DLP is the obvious technology for that job, but is not enough by itself. The convergence of these factors in addition to significant advancements in DLP and related technologies makes its implementation more important, practical and effective. The result – DLP is the comeback kid.
DLP technology has improved significantly in both its ability to catch data exfiltration events across multiple channels like the cloud, as well as its ability to inspect a broader range of formats like images. These new capabilities make its detection more reliable across more scenarios, resulting in better protection, but has not solved the challenge of the overwhelming number of resulting events.
Enter user and entity behavior analytics (“UEBA”). The advent of UEBA technology has enabled DLP to be more effective by paring down the endless mountain of incident level alerts to a more manageable list of suspicious users for investigation.

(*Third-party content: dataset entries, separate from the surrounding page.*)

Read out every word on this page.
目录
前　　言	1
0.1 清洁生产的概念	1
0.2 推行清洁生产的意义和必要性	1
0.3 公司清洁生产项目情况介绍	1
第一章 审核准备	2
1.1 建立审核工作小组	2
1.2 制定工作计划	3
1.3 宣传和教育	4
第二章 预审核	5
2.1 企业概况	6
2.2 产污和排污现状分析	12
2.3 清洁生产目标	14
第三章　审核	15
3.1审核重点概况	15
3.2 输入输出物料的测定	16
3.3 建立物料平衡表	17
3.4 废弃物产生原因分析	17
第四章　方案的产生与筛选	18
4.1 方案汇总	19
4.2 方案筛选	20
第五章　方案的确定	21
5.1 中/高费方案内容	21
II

Using techniques like “peer analysis,” which compares a person’s behavior to those with the same manager and the same organization, UEBA is able to minimize false positives and accelerate the human analyst’s job. UEBA continues to evolve alongside DLP, and can now integrate many user activity vectors like authentication, proxy and CASB, as well as data sources like threat intelligence to improve identification of communication with known bad destinations and indicators of attack/compromise that may lead to the identification of compromised accounts. This evolution has led to a more risk based view that takes into account the potential motivation of the user and the riskiness of the events occurring on the computer endpoints they use.
DLP and UEBA technology are leaps and bounds ahead of where they were just a few years ago. The cyber analytics ecosystem of which they are a part continues to evolve quickly, synthesizing additional data sources and improving the accuracy of machine learning algorithms.
These continued developments will improve their capabilities and reduce human involvement in the process of identifying and mitigating insider threats.
The challenge of data protection is not going away. Even without the ever-improving tactics of the bad guys, data sprawl has made it difficult for those just trying to do their jobs. DLP will continue to be the keystone of protecting sensitive data and preventing its unauthorized exposure. Comeback complete.